В своей резиденции, отеле «Гэйлорд», Кольцов познакомился с Хемингуэем: «Эрнест Хемингуэй приехал сюда, большой, неладно скроенный, крепко сшитый. Он облазил все места боев, побывал и подружился с Листером, с Лукачем; он сказал мне, медленно и вкусно проворачивая испанские слова:
— Это настоящее поражение. Первое серьезное поражение фашизма за эти годы. Это начало побед над фашизмом».
Американцу Кольцов понравился: «Карков — самый умный из всех людей, которых ему приходилось встречать. Сначала он ему показался смешным — тщедушный человечек в сером кителе, серых бриджах и черных кавалерийских сапогах, с крошечными руками и ногами, и говорит так, точно сплевывает слова сквозь зубы. Но Роберт Джордан не встречал еще человека, у которого была бы такая хорошая голова, столько внутреннего достоинства и внешней дерзости и такое остроумие».

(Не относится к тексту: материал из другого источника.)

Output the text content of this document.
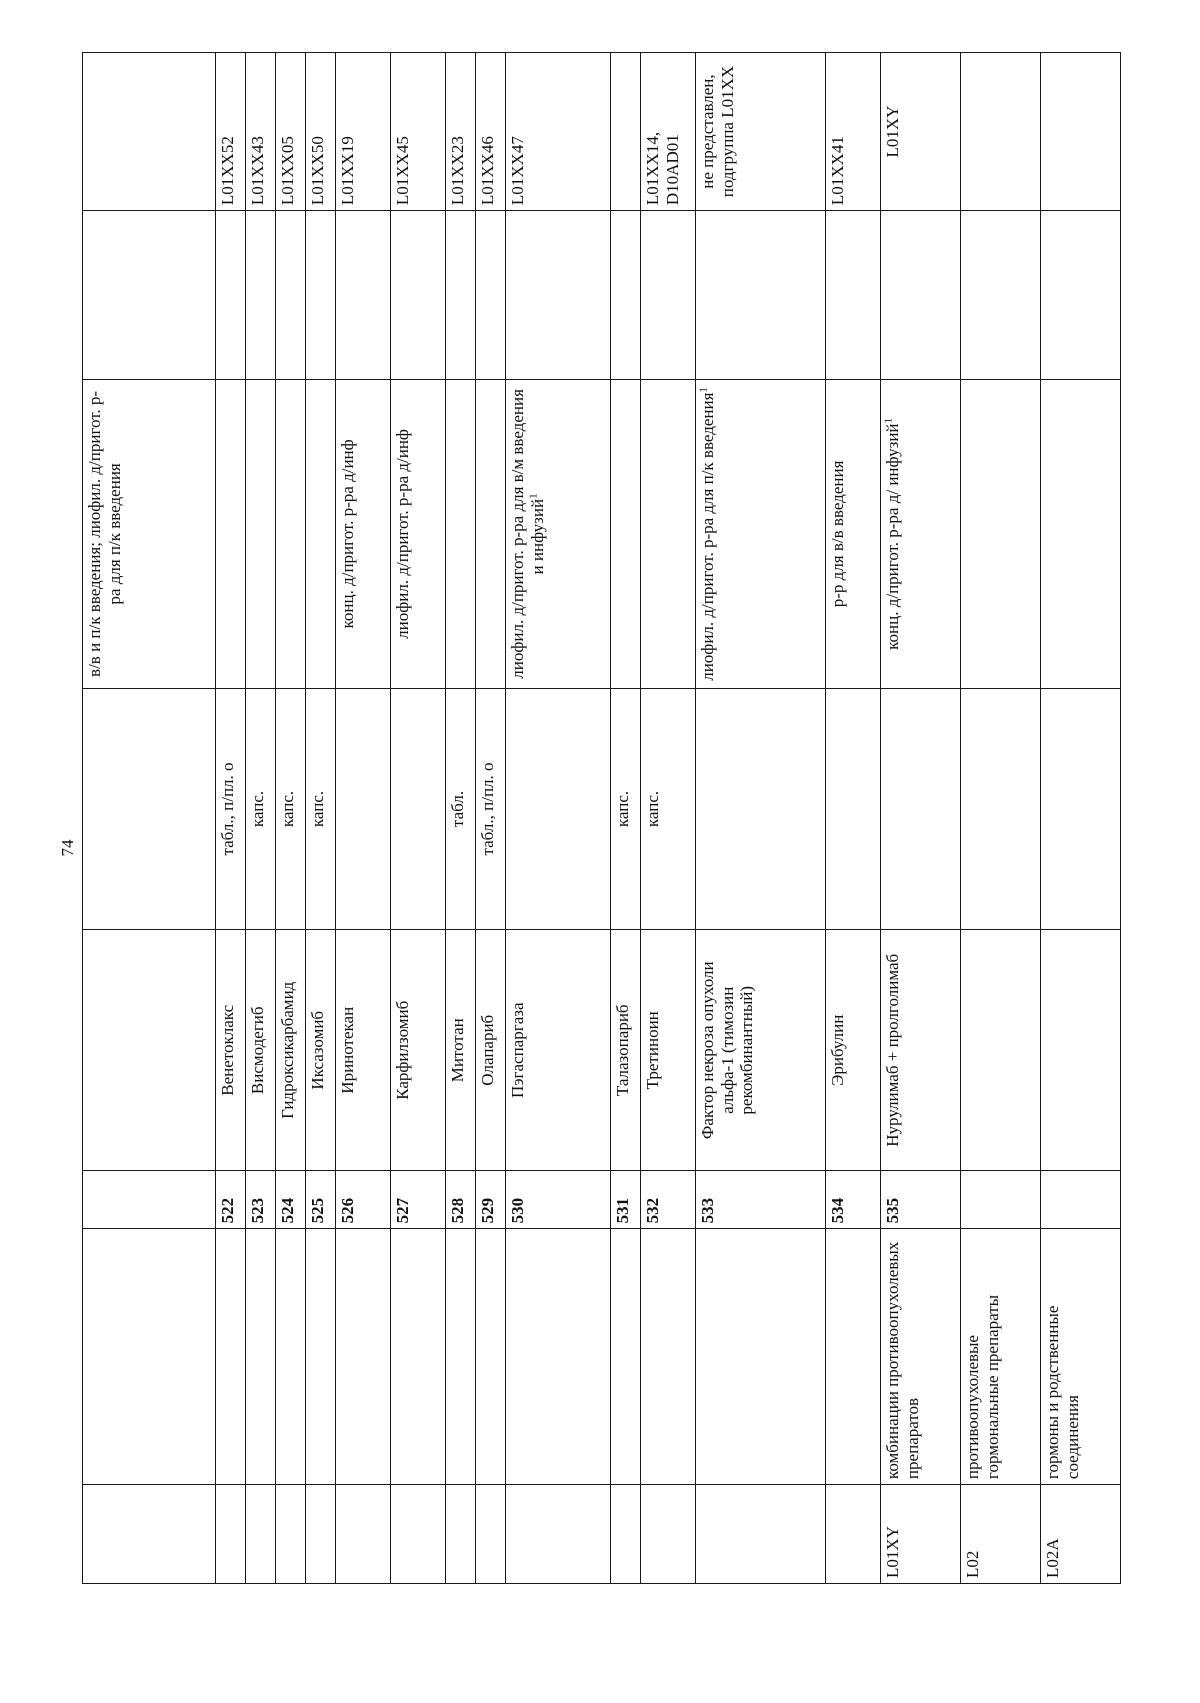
74
					в/в и п/к введения; лиофил. д/пригот. р-ра для п/к введения		
		522	Венетоклакс	табл., п/пл. о			L01XX52
		523	Висмодегиб	капс.			L01XX43
		524	Гидроксикарбамид	капс.			L01XX05
		525	Иксазомиб	капс.			L01XX50
		526	Иринотекан		конц. д/пригот. р-ра д/инф		L01XX19
		527	Карфилзомиб		лиофил. д/пригот. р-ра д/инф		L01XX45
		528	Митотан	табл.			L01XX23
		529	Олапариб	табл., п/пл. о			L01XX46
		530	Пэгаспаргаза		лиофил. д/пригот. р-ра для в/м введения и инфузий$^1$		L01XX47
		531	Талазопариб	капс.			
		532	Третиноин	капс.			L01XX14, D10AD01
		533	Фактор некроза опухоли альфа-1 (тимозин рекомбинантный)		лиофил. д/пригот. р-ра для п/к введения$^1$		не представлен, подгруппа L01XX
		534	Эрибулин		р-р для в/в введения		L01XX41
L01XY	комбинации противоопухолевых препаратов	535	Нурулимаб + пролголимаб		конц. д/пригот. р-ра д/ инфузий$^1$		L01XY
L02	противоопухолевые гормональные препараты						
L02A	гормоны и родственные соединения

Хемингуэй отлично понимал, что Кольцов не «простой корреспондент», и использовал знакомство для получения эксклюзивной информации (за что был нелюбим коллегами, которые в «Гэйлорде» не обедали): «Все, что удавалось узнать у Гэйлорда, было разумно и полезно, и это было как раз то, в чем он нуждался. Правда, в самом начале, когда он еще верил во всякий вздор, это ошеломило его. Но теперь он уже достаточно разбирался во многом, чтобы признать необходимость скрывать правду, и все, о чем он узнавал у Гэйлорда, только укрепляло его веру в правоту дела, которое он делал. Приятно было знать все, как оно есть на самом деле, а не как оно якобы происходит. На войне всегда много лжи. Но правда о Листере, Модесто и El Campesino гораздо лучше всех небылиц и легенд. Когда-нибудь эту правду не будут скрывать ни от кого, но пока он был доволен, что существует Гэйлорд, где он может узнать ее». (Кольцов, в свою очередь, надеялся использовать Хемингуэя, чтобы тот «написал правду», но, судя по конечному результату, американец от общения получил куда больше выгоды.)
Был там и Эренбург: «В комнатах, которые занимал Кольцов, как всегда, были люди, знакомые и незнакомые: „Гайлорд“ соблазнял не меня одного. Я сразу увидел, что на столе большой окорок и бутылки. Михаил Ефимович хмыкнул: „Здесь Хемингуэй…“ Я смутился, увидав рослого угрюмого человека, который сидел за столом и пил виски. Я начал ему объясняться в любви и, вероятно, делал это настолько неуклюже, что Хемингуэй все больше и больше хмурился. Откупорили вторую бутылку виски; оказалось, что бутылки принес он, и пил он больше всех. Я спросил его, что он делает в Мадриде; он сказал, что приехал как корреспондент газетного агентства. Он говорил со мной по-испански, я — по-французски. „Вы должны передавать по телеграфу только очерки или также информацию?“— спросил я. Хемингуэй вскочил, схватил бутылку, замахнулся ею: „Я сразу понял, что ты надо мной смеешься!..“ „Информация“ по-французски „nouvelles“, а по-испански „novelas“— романы. Бутылку кто-то перехватил; недоразумение выяснилось, и мы оба долго смеялись». Эренбург назвал Хемингуэя «человеком веселым, крепко привязанным к жизни; мог часами рассказывать о какой-то большой и редкой рыбе, которая проходит поблизости от берегов Флориды, о бое быков, о различных своих увлечениях. Однажды он неожиданно прервал рассказ о рыбной ловле: „А все-таки в жизни есть свой смысл…“».